Cyber Incident Victim: Hernando County
Date:
Apr 2024
Location:
United States of America
Summary
A cyberattack disrupted Hernando County's IT network, prompting an immediate response from the Clerk Information Technology Incident Response Team alongside third-party specialists to investigate and restore services. Critical public safety operations, including 911, Sheriff, Fire Rescue, and EMS, remained functional, while numerous other services experienced partial outages or delays. Impacts included email communication disruptions, limited payment processing (cash/checks only), suspended online systems like the Property Appraiser's website, delayed permit reviews, rebate processing, and development plan assessments, as well as temporary closures or reduced operations at certain offices. Solid waste collection, utilities, parks, libraries, and animal services continued with minimal interruptions, though some departments reported manual workarounds for transactions and service requests.
| CIA Posture | Motives | Tactics, Techniques & Procedures |
|---|---|---|
| Available to members | 0 motives | 0 techniques |
| Threat Actors | Type | Location |
|---|---|---|
| 0 actors | Available to members | Available to members |
Description
On April 1, 2024, Hernando County Government experienced a county-wide IT network interruption described as a cyberattack, prompting immediate activation of its Incident Response Team (IRT). The Hernando County Clerk IRT collaborated with third-party computer specialists to investigate the incident's nature and scope while working to restore network functionality. Critical public safety services—including 911 dispatch, Sheriff’s Office operations, Fire Rescue, and EMS—remained fully operational throughout the disruption. Email communications with county staff faced delays, and multiple departments implemented manual workarounds to maintain partial operations. The county confirmed no data compromise specifics but acknowledged ongoing efforts to minimize service interruptions, with restoration timelines undisclosed due to the active investigation.

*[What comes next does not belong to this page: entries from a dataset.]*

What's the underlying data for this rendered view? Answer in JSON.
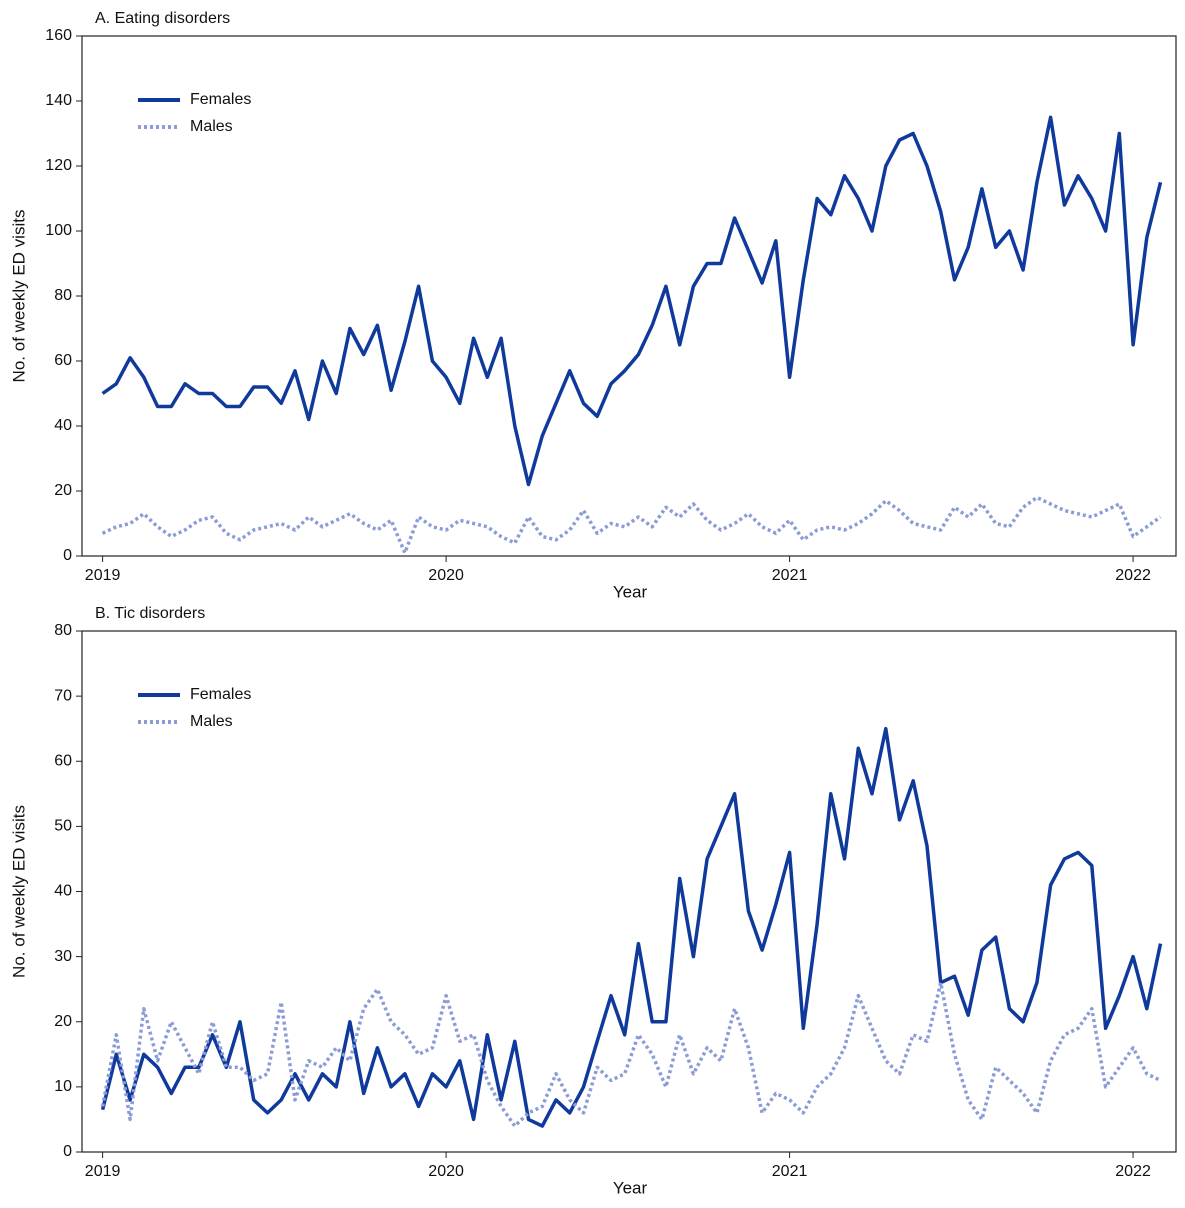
{
  "chart_data": [
    {
      "type": "line",
      "title": "A. Eating disorders",
      "x_label": "Year",
      "y_label": "No. of weekly ED visits",
      "x": [
        2019,
        2019.04,
        2019.08,
        2019.12,
        2019.16,
        2019.2,
        2019.24,
        2019.28,
        2019.32,
        2019.36,
        2019.4,
        2019.44,
        2019.48,
        2019.52,
        2019.56,
        2019.6,
        2019.64,
        2019.68,
        2019.72,
        2019.76,
        2019.8,
        2019.84,
        2019.88,
        2019.92,
        2019.96,
        2020,
        2020.04,
        2020.08,
        2020.12,
        2020.16,
        2020.2,
        2020.24,
        2020.28,
        2020.32,
        2020.36,
        2020.4,
        2020.44,
        2020.48,
        2020.52,
        2020.56,
        2020.6,
        2020.64,
        2020.68,
        2020.72,
        2020.76,
        2020.8,
        2020.84,
        2020.88,
        2020.92,
        2020.96,
        2021,
        2021.04,
        2021.08,
        2021.12,
        2021.16,
        2021.2,
        2021.24,
        2021.28,
        2021.32,
        2021.36,
        2021.4,
        2021.44,
        2021.48,
        2021.52,
        2021.56,
        2021.6,
        2021.64,
        2021.68,
        2021.72,
        2021.76,
        2021.8,
        2021.84,
        2021.88,
        2021.92,
        2021.96,
        2022,
        2022.04,
        2022.08
      ],
      "series": [
        {
          "name": "Females",
          "color": "#0f3a9c",
          "style": "solid",
          "values": [
            50,
            53,
            61,
            55,
            46,
            46,
            53,
            50,
            50,
            46,
            46,
            52,
            52,
            47,
            57,
            42,
            60,
            50,
            70,
            62,
            71,
            51,
            66,
            83,
            60,
            55,
            47,
            67,
            55,
            67,
            40,
            22,
            37,
            47,
            57,
            47,
            43,
            53,
            57,
            62,
            71,
            83,
            65,
            83,
            90,
            90,
            104,
            94,
            84,
            97,
            55,
            85,
            110,
            105,
            117,
            110,
            100,
            120,
            128,
            130,
            120,
            106,
            85,
            95,
            113,
            95,
            100,
            88,
            115,
            135,
            108,
            117,
            110,
            100,
            130,
            65,
            98,
            115
          ]
        },
        {
          "name": "Males",
          "color": "#8a9bd8",
          "style": "dotted",
          "values": [
            7,
            9,
            10,
            13,
            9,
            6,
            8,
            11,
            12,
            7,
            5,
            8,
            9,
            10,
            8,
            12,
            9,
            11,
            13,
            10,
            8,
            11,
            1,
            12,
            9,
            8,
            11,
            10,
            9,
            6,
            4,
            12,
            6,
            5,
            8,
            14,
            7,
            10,
            9,
            12,
            9,
            15,
            12,
            16,
            11,
            8,
            10,
            13,
            9,
            7,
            11,
            5,
            8,
            9,
            8,
            10,
            13,
            17,
            14,
            10,
            9,
            8,
            15,
            12,
            16,
            10,
            9,
            15,
            18,
            16,
            14,
            13,
            12,
            14,
            16,
            6,
            9,
            12
          ]
        }
      ],
      "xlim": [
        2018.94,
        2022.125
      ],
      "xticks": [
        2019,
        2020,
        2021,
        2022
      ],
      "ylim": [
        0,
        160
      ],
      "yticks": [
        0,
        20,
        40,
        60,
        80,
        100,
        120,
        140,
        160
      ],
      "grid": false,
      "legend": "upper left"
    },
    {
      "type": "line",
      "title": "B. Tic disorders",
      "x_label": "Year",
      "y_label": "No. of weekly ED visits",
      "x": [
        2019,
        2019.04,
        2019.08,
        2019.12,
        2019.16,
        2019.2,
        2019.24,
        2019.28,
        2019.32,
        2019.36,
        2019.4,
        2019.44,
        2019.48,
        2019.52,
        2019.56,
        2019.6,
        2019.64,
        2019.68,
        2019.72,
        2019.76,
        2019.8,
        2019.84,
        2019.88,
        2019.92,
        2019.96,
        2020,
        2020.04,
        2020.08,
        2020.12,
        2020.16,
        2020.2,
        2020.24,
        2020.28,
        2020.32,
        2020.36,
        2020.4,
        2020.44,
        2020.48,
        2020.52,
        2020.56,
        2020.6,
        2020.64,
        2020.68,
        2020.72,
        2020.76,
        2020.8,
        2020.84,
        2020.88,
        2020.92,
        2020.96,
        2021,
        2021.04,
        2021.08,
        2021.12,
        2021.16,
        2021.2,
        2021.24,
        2021.28,
        2021.32,
        2021.36,
        2021.4,
        2021.44,
        2021.48,
        2021.52,
        2021.56,
        2021.6,
        2021.64,
        2021.68,
        2021.72,
        2021.76,
        2021.8,
        2021.84,
        2021.88,
        2021.92,
        2021.96,
        2022,
        2022.04,
        2022.08
      ],
      "series": [
        {
          "name": "Females",
          "color": "#0f3a9c",
          "style": "solid",
          "values": [
            6.5,
            15,
            8,
            15,
            13,
            9,
            13,
            13,
            18,
            13,
            20,
            8,
            6,
            8,
            12,
            8,
            12,
            10,
            20,
            9,
            16,
            10,
            12,
            7,
            12,
            10,
            14,
            5,
            18,
            8,
            17,
            5,
            4,
            8,
            6,
            10,
            17,
            24,
            18,
            32,
            20,
            20,
            42,
            30,
            45,
            50,
            55,
            37,
            31,
            38,
            46,
            19,
            35,
            55,
            45,
            62,
            55,
            65,
            51,
            57,
            47,
            26,
            27,
            21,
            31,
            33,
            22,
            20,
            26,
            41,
            45,
            46,
            44,
            19,
            24,
            30,
            22,
            32
          ]
        },
        {
          "name": "Males",
          "color": "#8a9bd8",
          "style": "dotted",
          "values": [
            7,
            18,
            5,
            22,
            14,
            20,
            16,
            12,
            20,
            13,
            13,
            11,
            12,
            23,
            8,
            14,
            13,
            16,
            14,
            22,
            25,
            20,
            18,
            15,
            16,
            24,
            17,
            18,
            11,
            7,
            4,
            6,
            7,
            12,
            8,
            6,
            13,
            11,
            12,
            18,
            15,
            10,
            18,
            12,
            16,
            14,
            22,
            16,
            6,
            9,
            8,
            6,
            10,
            12,
            16,
            24,
            19,
            14,
            12,
            18,
            17,
            26,
            15,
            8,
            5,
            13,
            11,
            9,
            6,
            14,
            18,
            19,
            22,
            10,
            13,
            16,
            12,
            11
          ]
        }
      ],
      "xlim": [
        2018.94,
        2022.125
      ],
      "xticks": [
        2019,
        2020,
        2021,
        2022
      ],
      "ylim": [
        0,
        80
      ],
      "yticks": [
        0,
        10,
        20,
        30,
        40,
        50,
        60,
        70,
        80
      ],
      "grid": false,
      "legend": "upper left"
    }
  ]
}
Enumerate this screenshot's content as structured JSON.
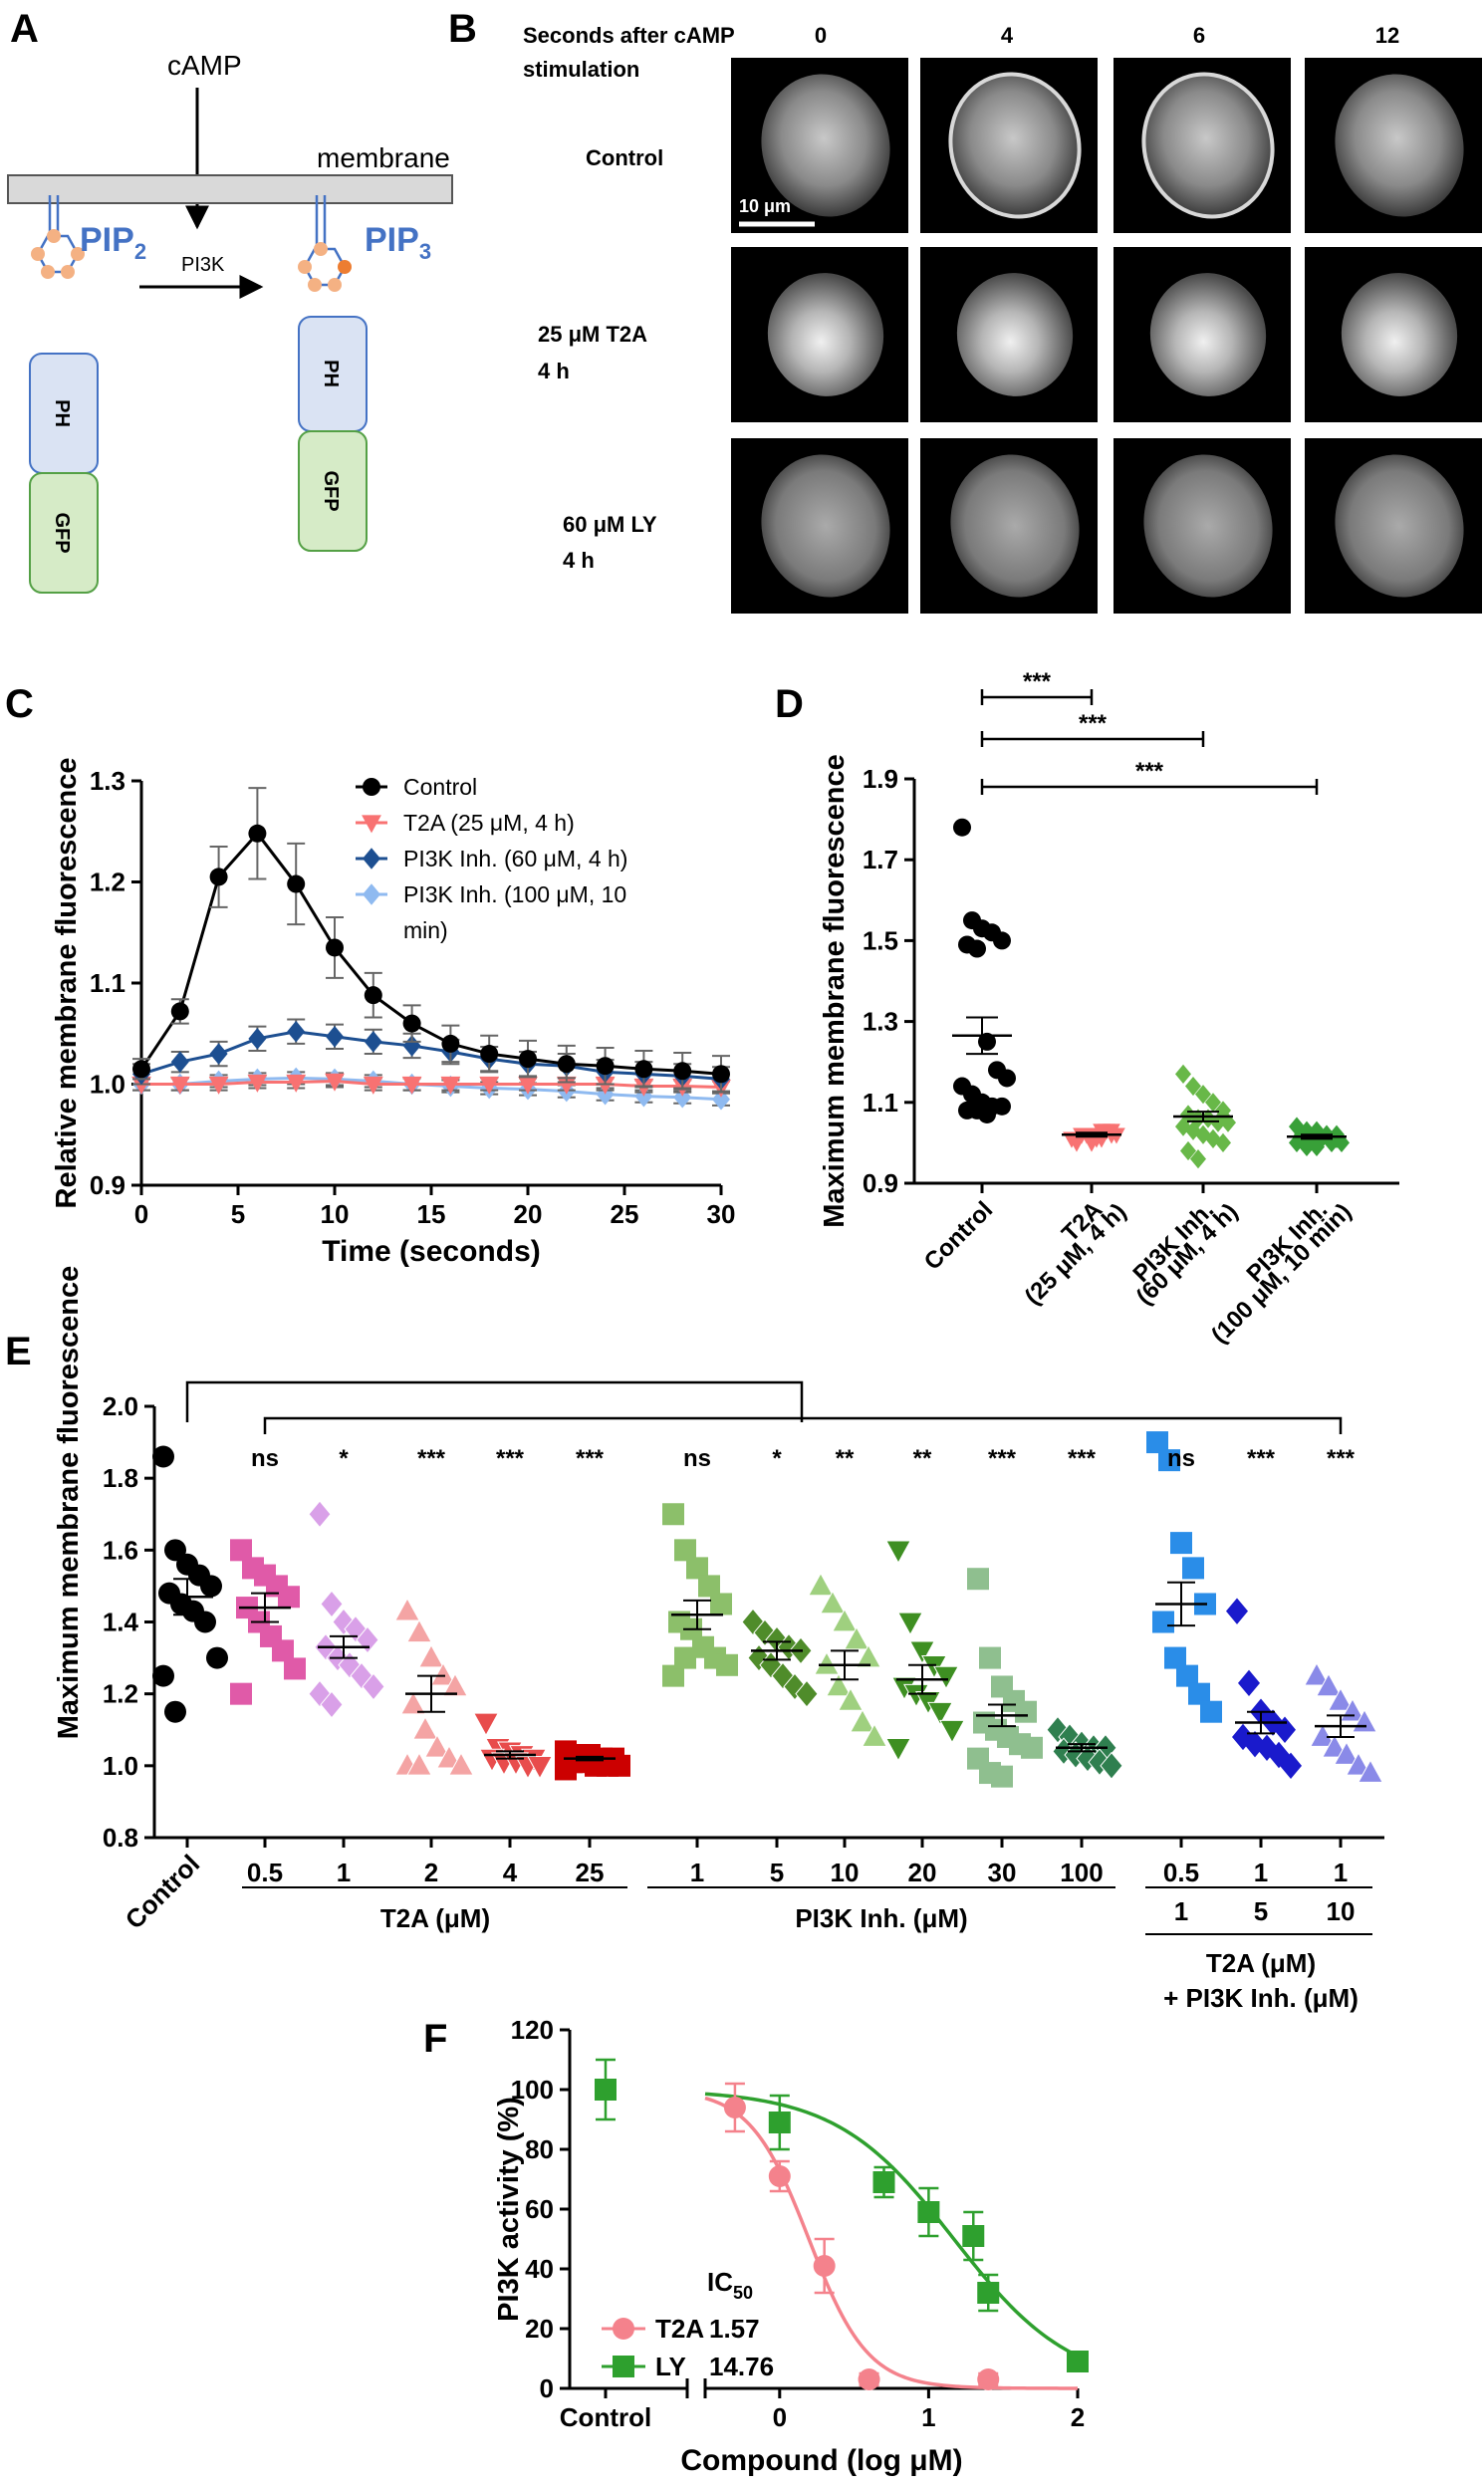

The cyberattack disrupted non-emergency services across multiple county divisions, requiring operational adjustments. Administrative functions like Economic Development, Tourism, and Human Resources continued operating, though the Airport & Technology Center limited lease payments to cash and checks. Development Services accepted paper permit applications but halted plan reviews and zoning assessments. Public Works maintained residential inspections and trash collection but couldn’t process development-related reviews. Utilities Department facilities operated normally but suspended credit card payments and delayed commercial development reviews. The Property Appraiser’s website remained offline, forcing limited in-person services starting April 8, while the Tax Collector reported Concealed Weapons License processing delays. Library services, parks, animal shelters, and mosquito control operated without interruption, though the Emergency Management’s special needs registry was temporarily unavailable. The IRT continued system restoration without disclosing attack vectors or attribution, advising residents to contact offices directly for service status updates.